Monovision and “one eye near, one eye far”

Monovision uses lens power targeting to give you functional near in one eye and distance in the other. It avoids multifocal optics, but it asks your brain to combine two different images. Some people adapt easily; others dislike it intensely.

Why some people love it

  • Less reliance on reading glasses for many day‑to‑day tasks.
  • No light‑splitting optics (often less halo risk than multifocals).
  • Can be tuned: full monovision vs mini‑monovision (smaller difference between eyes).

Why some people hate it

  • Feels unbalanced or “wrong,” especially for people sensitive to mismatched focus.
  • May reduce depth perception and crispness when both eyes are open.
  • Can cause eye strain or headaches during adaptation.

How to test monovision before committing

Testing is about replicating binocular conditions (both eyes open) in your normal life—work, walking, driving, and reading.

Option A: Contact lens simulation

  • Best “try‑before‑you‑buy” method if you can wear contacts.
  • You can test different amounts of monovision (e.g., small difference vs larger difference).
  • Do it for several days, including your hardest tasks and low‑light situations.
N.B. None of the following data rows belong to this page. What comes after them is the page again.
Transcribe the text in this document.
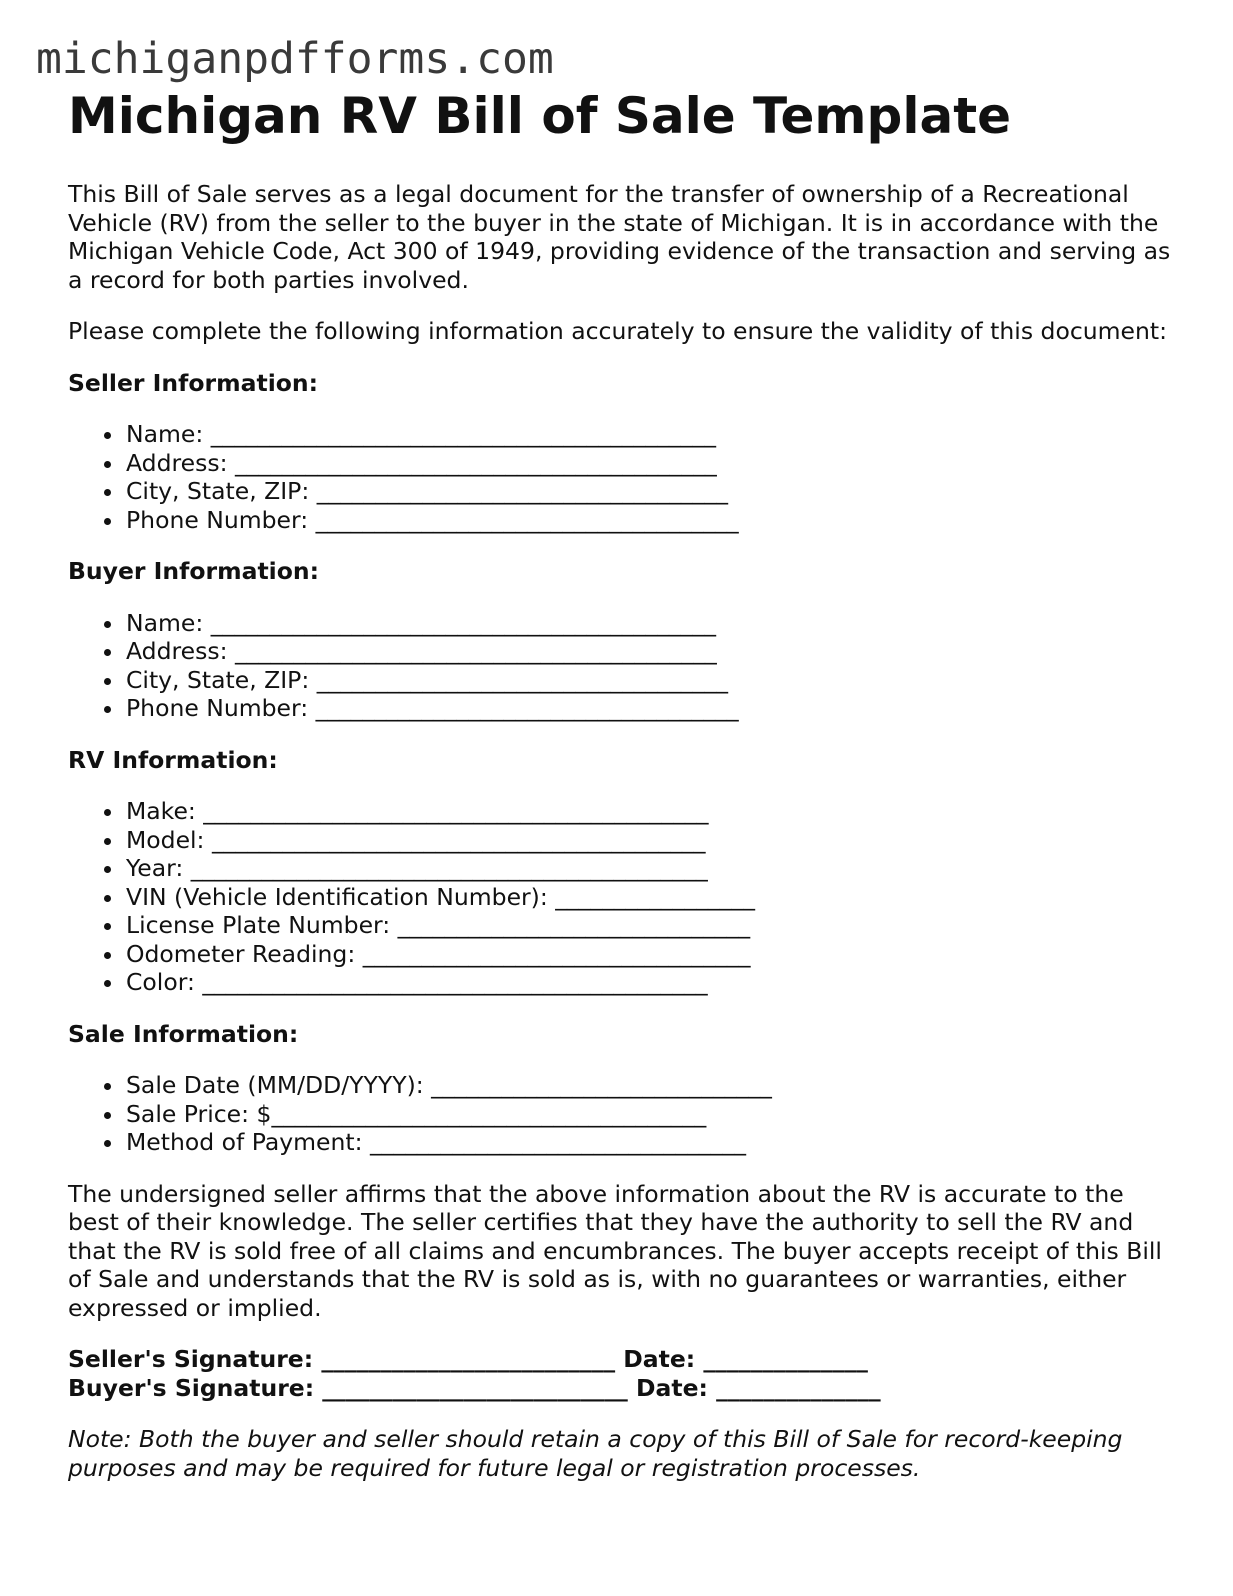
michiganpdfforms.com
Michigan RV Bill of Sale Template

This Bill of Sale serves as a legal document for the transfer of ownership of a Recreational Vehicle (RV) from the seller to the buyer in the state of Michigan. It is in accordance with the Michigan Vehicle Code, Act 300 of 1949, providing evidence of the transaction and serving as a record for both parties involved.

Please complete the following information accurately to ensure the validity of this document:

Seller Information:
Name: ___________________________________________
Address: _________________________________________
City, State, ZIP: ___________________________________
Phone Number: ____________________________________
Buyer Information:
Name: ___________________________________________
Address: _________________________________________
City, State, ZIP: ___________________________________
Phone Number: ____________________________________
RV Information:
Make: ___________________________________________
Model: __________________________________________
Year: ____________________________________________
VIN (Vehicle Identification Number): _________________
License Plate Number: ______________________________
Odometer Reading: _________________________________
Color: ___________________________________________
Sale Information:
Sale Date (MM/DD/YYYY): _____________________________
Sale Price: $_____________________________________
Method of Payment: ________________________________

The undersigned seller affirms that the above information about the RV is accurate to the best of their knowledge. The seller certifies that they have the authority to sell the RV and that the RV is sold free of all claims and encumbrances. The buyer accepts receipt of this Bill of Sale and understands that the RV is sold as is, with no guarantees or warranties, either expressed or implied.

Seller's Signature: _________________________ Date: ______________
Buyer's Signature: __________________________ Date: ______________

Note: Both the buyer and seller should retain a copy of this Bill of Sale for record-keeping purposes and may be required for future legal or registration processes.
Option B: Staged targeting between surgeries

  • Sometimes used when surgery is done weeks apart.
  • Limit: the first eye alone is not the same as both eyes together.
  • Works best when you already know you tolerate monovision (past contacts) or you keep the difference small (mini‑monovision).
If you tried a “reading” target and disliked it: that experience is meaningful. Many people who value crisp binocular vision prefer distance monofocals plus reading glasses. Your surgeon can still tailor intermediate needs with a modest target or spectacle plan.

Mini‑monovision: a common compromise

Mini‑monovision uses a smaller difference between eyes. The goal is to keep binocular comfort while improving near function a bit. It may not eliminate reading glasses for fine print, but can reduce how often you need them.

  • Often better tolerated than full monovision.
  • Still needs expectation management: you might trade some sharpness at distance or near.
  • Discuss whether your daily tasks are “near‑heavy” or “distance‑heavy”.

Who should be cautious

  • People with strong night driving needs.
  • Those who need precise depth perception (certain sports/occupations).
  • Anyone with eye conditions that already reduce vision in one eye.
  • People who previously disliked monovision contacts or anisometropia.